The boy held out a square envelope with a ribbon around it. It looked like a birthday card. Sebastian reached for it, but just before taking it, he noticed that the boy was wearing white gloves. Sebastian quickly went into his pocket for a tip and came out with a black-gloved hand. He took the envelope. It was scented: blush of rose. (Flores para los muertos?) He dropped a twenty on the kid, because he deserved it, and swung the door closed in his face.
"Thank you, s--."

"Hmmm. A birthday card. Wants me to know it's from her. Happy Deathday to me. She wants me to know she's playing by the rules, she kept her appointment." He mused absently while his creative geist kicked into gear. He almost touched the envelope to his temple and then he remembered. Why was the usher wearing the glove? Would she have entrusted a package that might contain some kind of lethal poison to a dumb shit music major? Who knew what was in that envelope? Or on it? (The scent was a nice touch--covered any telltale odor.) It could be anything--could be some of that contact poison--the kind that, if you merely touch it, your body goes into silent convulsions and you are dead in two minutes. Came out of the aerospace industry, if you can dig that. No, the clue was in the outer action of giving him the birthday card--anything inside was anti-climax (for Sebastian, of course).

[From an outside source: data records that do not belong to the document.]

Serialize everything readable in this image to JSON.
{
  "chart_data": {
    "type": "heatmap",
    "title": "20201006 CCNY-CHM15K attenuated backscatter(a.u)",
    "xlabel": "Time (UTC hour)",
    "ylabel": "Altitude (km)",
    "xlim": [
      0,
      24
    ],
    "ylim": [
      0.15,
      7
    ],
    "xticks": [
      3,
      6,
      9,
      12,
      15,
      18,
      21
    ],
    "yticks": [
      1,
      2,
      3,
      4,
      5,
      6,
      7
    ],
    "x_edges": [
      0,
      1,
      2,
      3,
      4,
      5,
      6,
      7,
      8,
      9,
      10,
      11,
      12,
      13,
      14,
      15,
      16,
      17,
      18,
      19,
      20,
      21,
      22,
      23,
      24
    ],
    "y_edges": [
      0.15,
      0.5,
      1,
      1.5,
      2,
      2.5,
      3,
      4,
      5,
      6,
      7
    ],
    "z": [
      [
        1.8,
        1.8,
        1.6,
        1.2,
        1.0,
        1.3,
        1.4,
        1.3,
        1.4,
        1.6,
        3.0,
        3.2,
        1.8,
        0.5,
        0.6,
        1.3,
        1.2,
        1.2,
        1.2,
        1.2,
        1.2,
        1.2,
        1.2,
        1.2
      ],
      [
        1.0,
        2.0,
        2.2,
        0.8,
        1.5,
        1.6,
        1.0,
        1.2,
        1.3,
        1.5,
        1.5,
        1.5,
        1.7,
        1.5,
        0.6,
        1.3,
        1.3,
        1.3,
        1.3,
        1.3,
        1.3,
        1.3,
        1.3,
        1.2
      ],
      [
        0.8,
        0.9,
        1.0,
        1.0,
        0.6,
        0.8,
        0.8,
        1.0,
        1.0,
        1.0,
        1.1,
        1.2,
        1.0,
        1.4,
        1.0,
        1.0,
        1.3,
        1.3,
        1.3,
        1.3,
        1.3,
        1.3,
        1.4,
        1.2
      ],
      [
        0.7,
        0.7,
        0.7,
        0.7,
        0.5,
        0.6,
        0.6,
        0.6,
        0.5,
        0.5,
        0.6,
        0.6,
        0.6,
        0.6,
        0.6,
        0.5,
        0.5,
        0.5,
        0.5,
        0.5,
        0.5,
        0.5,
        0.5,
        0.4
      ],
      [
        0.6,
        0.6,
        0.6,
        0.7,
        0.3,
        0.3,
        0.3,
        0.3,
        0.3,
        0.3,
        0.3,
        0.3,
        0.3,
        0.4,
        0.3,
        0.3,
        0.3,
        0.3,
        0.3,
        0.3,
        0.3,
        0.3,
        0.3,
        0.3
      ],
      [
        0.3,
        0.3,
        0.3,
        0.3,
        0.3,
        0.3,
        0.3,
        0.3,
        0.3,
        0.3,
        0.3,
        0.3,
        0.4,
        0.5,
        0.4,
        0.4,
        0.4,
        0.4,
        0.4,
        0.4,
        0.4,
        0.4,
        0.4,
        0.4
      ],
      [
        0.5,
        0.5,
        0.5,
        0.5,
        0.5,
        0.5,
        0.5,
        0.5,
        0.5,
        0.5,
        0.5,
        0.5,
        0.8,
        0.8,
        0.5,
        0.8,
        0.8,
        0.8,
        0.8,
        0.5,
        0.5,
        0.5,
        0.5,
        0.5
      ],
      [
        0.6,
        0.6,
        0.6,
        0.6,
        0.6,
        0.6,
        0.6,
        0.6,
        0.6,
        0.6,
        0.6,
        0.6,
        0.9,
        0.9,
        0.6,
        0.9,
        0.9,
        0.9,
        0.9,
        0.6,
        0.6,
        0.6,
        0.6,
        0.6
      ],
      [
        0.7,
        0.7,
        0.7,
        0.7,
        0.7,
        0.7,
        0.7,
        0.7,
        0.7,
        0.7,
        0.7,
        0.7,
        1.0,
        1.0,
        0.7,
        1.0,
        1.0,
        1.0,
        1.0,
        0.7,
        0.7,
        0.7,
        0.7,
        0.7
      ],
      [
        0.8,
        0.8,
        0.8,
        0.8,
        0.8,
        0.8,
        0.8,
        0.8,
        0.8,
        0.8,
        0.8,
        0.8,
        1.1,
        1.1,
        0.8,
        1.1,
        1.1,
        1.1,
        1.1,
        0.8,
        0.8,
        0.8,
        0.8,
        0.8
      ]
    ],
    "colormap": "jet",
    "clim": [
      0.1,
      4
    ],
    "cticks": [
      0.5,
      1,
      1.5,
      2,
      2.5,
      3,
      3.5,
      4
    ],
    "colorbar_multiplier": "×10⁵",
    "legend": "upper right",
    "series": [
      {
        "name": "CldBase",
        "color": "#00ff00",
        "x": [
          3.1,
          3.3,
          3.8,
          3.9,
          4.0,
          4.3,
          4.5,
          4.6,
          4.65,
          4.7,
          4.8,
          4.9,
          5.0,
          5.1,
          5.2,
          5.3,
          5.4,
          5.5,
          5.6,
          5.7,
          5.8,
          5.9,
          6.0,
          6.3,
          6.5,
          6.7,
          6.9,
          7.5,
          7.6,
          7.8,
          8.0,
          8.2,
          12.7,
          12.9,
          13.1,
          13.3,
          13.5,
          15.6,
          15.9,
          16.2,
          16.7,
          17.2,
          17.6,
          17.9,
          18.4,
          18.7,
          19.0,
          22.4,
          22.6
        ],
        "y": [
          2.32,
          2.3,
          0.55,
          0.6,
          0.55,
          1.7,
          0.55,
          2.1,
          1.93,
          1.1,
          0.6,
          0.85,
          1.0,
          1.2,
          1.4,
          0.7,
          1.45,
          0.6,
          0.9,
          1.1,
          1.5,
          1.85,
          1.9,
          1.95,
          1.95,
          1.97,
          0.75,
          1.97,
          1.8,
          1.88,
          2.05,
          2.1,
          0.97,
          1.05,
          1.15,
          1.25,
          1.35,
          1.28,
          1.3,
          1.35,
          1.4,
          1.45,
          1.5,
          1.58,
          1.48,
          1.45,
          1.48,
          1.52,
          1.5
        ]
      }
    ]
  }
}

"That gloved hand keeps coming back to me. What if--? What if it was Maddy High herself, just now, who delivered that card?" She knew he would be concentrating on the envelope and not be too attentive of the bearer, right? Even that maroon pill-box hat, with the cute strap that stretched down under the chin, was distracting in a good way for her--more of her face was obscured. (Was that singer-usher on the first floor wearing a hat? No, just the boys, I guess.) And the pimples--nobody wants to look too closely at a face with pimples, and yet--did they look kind of waxy, kind of Hollywood FX glossy finish? He looks down at a formally be-capped usher--a teen-age kid with thick glasses and pimples--on the short side, kind of fat. Kind of fat? Ha! she was disguising her boobs! She was really a classy-looking girl with a face as smooth as wedding cake, so it was necessary, (and easy enough), to disguise that with pimples, but no polyester wrap known to man was ever going to bind those magnificent breasts down to a flat- chested Cherubino--she had to be fat! Damn, he could have taken her right then! Not only had he missed his first chance, but she had upstaged him by offering her opponent the first blow. "Shit, this kid is good." Sebastian was in love. He threw the envelope (and the glove) into a trash bin on his way out, off to drive a knife into his love's heart. He was going to have to miss the famous 2nd Act Septet.
The next day a janitor at the Metropolitan Opera House died mysteriously on the job--he was cleaning the 3rd floor boxes, and had some kind of seizure.